All summaries below are done to the best of my abilities and are for the purpose of informing and not paskening. In all cases, a posek should be consulted.

Wednesday, January 26, 2011

Listening to Gentile music - Igrot Moshe Yoreh Deah 2:56

In this brief teshuva, Rav Moshe rules that it is forbidden to listen to non-Jewish religious music, even on the radio or a recording. This applies not only to current songs, but to ones from the past as well [ed. note - this can be an issue when taking music courses in college and Gregorian chants are part of the curriculum]. Even if the song uses psukim from Tehillim (or elsewhere in Tanach, e.g. The Hallelujah Chorus), it is forbidden. However, if the song is written and/or song by a non-Jew but has no religious purpose, then there is technically no prohibition.

Rav Moshe considers the case of Acheir, who the Gemara claims left Jewish religious life as a result of his constantly singing Greek songs. After some discussion as to whether this could really be the reason that he abandoned his religious life, Rav Moshe cites the Maharsha who says that he was singing songs that had connections to idolatry that led him to heresy. Rav Moshe also notes that a potential issue is the mentioning of the names of other gods, as that would violate the prohibition of ושם אלהים אחרים...לא ישמע על פיך.

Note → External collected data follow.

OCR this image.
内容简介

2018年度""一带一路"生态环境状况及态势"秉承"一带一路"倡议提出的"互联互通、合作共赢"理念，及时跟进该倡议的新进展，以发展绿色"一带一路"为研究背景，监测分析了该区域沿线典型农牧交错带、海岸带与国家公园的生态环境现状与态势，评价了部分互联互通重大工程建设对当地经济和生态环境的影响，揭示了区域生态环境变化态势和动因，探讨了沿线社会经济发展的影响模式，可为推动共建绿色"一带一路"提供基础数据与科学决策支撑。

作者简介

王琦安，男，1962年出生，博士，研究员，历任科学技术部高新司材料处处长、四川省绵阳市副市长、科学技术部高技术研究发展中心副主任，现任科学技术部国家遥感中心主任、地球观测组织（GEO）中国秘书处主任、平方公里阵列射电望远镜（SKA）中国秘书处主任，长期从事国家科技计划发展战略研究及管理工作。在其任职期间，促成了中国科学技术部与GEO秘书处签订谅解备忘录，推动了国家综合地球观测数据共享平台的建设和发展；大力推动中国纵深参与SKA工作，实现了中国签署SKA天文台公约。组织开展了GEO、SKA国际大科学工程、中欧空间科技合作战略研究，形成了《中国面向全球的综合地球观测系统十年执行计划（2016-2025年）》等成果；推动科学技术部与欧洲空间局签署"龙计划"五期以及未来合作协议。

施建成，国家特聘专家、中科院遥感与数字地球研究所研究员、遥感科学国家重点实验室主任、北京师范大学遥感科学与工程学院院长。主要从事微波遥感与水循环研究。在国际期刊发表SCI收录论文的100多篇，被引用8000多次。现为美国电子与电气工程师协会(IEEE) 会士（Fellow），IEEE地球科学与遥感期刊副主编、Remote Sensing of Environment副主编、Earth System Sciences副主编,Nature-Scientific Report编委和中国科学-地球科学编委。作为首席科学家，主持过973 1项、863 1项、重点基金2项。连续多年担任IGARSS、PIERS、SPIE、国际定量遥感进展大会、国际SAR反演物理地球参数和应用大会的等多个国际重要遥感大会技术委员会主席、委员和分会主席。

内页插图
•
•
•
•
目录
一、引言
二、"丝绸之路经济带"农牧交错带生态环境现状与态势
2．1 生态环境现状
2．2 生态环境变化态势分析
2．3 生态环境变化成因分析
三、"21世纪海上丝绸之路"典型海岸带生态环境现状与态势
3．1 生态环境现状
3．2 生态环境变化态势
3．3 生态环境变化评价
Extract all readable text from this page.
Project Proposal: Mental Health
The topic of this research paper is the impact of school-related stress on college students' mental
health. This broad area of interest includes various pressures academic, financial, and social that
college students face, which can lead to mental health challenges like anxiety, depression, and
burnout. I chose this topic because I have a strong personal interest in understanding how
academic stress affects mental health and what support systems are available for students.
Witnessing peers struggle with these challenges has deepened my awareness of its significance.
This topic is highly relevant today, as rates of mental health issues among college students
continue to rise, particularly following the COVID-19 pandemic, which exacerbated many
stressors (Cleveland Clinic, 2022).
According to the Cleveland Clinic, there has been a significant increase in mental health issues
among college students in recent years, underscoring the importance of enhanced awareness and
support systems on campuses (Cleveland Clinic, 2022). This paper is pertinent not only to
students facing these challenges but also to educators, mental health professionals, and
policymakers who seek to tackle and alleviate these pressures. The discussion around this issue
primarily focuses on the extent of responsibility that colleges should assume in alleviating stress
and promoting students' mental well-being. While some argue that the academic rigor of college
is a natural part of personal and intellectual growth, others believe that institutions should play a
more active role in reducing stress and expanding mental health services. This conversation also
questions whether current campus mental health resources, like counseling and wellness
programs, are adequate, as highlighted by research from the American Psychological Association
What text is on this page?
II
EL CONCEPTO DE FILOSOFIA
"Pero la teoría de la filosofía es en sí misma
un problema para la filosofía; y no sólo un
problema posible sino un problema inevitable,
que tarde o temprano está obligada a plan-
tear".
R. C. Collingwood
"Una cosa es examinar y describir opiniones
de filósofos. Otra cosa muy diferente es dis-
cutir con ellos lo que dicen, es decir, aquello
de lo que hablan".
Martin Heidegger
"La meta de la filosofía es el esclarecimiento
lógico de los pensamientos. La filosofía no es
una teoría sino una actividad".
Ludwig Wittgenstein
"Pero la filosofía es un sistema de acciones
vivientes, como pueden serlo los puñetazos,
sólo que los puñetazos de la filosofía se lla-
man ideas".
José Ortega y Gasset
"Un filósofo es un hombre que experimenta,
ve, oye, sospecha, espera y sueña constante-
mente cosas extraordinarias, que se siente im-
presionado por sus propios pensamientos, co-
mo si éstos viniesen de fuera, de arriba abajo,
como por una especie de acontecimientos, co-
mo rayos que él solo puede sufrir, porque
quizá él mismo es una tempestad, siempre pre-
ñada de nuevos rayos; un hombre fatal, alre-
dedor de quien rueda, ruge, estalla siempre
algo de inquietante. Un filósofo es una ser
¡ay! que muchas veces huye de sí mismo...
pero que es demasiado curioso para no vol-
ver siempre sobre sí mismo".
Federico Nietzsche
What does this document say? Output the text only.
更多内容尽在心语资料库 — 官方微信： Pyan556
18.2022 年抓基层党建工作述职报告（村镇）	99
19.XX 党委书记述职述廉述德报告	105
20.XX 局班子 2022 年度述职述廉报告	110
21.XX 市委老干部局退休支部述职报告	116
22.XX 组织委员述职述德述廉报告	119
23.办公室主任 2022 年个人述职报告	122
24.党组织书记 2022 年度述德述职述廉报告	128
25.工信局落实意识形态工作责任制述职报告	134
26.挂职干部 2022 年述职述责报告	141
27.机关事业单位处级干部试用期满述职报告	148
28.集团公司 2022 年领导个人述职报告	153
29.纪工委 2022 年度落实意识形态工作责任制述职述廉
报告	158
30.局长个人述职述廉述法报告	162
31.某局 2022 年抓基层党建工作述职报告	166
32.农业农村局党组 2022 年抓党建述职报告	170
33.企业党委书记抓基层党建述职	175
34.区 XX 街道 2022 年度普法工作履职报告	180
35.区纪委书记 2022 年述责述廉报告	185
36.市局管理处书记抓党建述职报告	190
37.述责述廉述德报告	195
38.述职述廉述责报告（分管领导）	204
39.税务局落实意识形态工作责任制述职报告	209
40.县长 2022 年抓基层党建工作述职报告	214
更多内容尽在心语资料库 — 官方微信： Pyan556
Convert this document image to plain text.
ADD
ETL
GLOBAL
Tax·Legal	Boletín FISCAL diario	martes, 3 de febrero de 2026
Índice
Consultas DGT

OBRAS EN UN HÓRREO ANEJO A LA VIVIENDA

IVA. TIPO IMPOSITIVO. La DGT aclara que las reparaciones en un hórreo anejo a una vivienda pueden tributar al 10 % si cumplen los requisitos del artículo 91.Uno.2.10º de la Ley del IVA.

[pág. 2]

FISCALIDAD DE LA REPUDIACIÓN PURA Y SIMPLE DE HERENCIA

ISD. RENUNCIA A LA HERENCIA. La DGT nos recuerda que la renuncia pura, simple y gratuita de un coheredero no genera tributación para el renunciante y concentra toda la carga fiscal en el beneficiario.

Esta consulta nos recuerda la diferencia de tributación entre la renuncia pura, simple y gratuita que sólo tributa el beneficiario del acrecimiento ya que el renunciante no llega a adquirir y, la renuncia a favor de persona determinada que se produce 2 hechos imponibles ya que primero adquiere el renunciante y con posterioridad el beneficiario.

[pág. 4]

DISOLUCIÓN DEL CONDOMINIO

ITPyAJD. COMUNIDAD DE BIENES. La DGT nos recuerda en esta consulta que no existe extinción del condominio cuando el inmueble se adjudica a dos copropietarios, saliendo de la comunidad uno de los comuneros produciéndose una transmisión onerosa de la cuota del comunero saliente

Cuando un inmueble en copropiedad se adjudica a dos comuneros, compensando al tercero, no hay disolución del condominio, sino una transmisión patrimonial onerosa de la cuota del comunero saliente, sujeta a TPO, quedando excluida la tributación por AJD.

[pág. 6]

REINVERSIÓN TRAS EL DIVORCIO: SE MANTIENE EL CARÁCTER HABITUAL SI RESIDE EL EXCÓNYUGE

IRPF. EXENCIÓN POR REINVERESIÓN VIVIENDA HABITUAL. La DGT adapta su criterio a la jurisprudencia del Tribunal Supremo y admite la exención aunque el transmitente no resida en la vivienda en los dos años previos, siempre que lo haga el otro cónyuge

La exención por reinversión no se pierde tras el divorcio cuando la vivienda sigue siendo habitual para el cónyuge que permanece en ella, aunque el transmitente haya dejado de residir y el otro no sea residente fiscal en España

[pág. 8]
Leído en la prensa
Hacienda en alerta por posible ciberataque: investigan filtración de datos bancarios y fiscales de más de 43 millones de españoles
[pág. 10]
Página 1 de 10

[ed. - Does that last point present a problem from songs such as "Let it Be" or "Walking in Memphis"? Discuss.]

3 comments:

Anonymous said...

Interesting Teshuva. One pt: I assume that things which contain explicit sexual content would be forbidden from a "lo sasuru" standpoint. As we know that one is not allowed to engage in hirhurei issur, thus listening to a song which contains such material would seem to be on the borderline of forbidden....thoughts?

YD said...

I assume Let it Be and Walking in Memphis would certainly be okay, because they simply mention Christian religious figures. But what about a song like "My Sweet Lord" or "spirit in the Sky" that are not used in religious practice, but are praising Jesus as well.

Anonymous said...

Just to pick a nit here, "Let It Be" refers to 'Mother Mary'... who was Paul McCartney's mother who died when he was young, not necessarily the religious figure.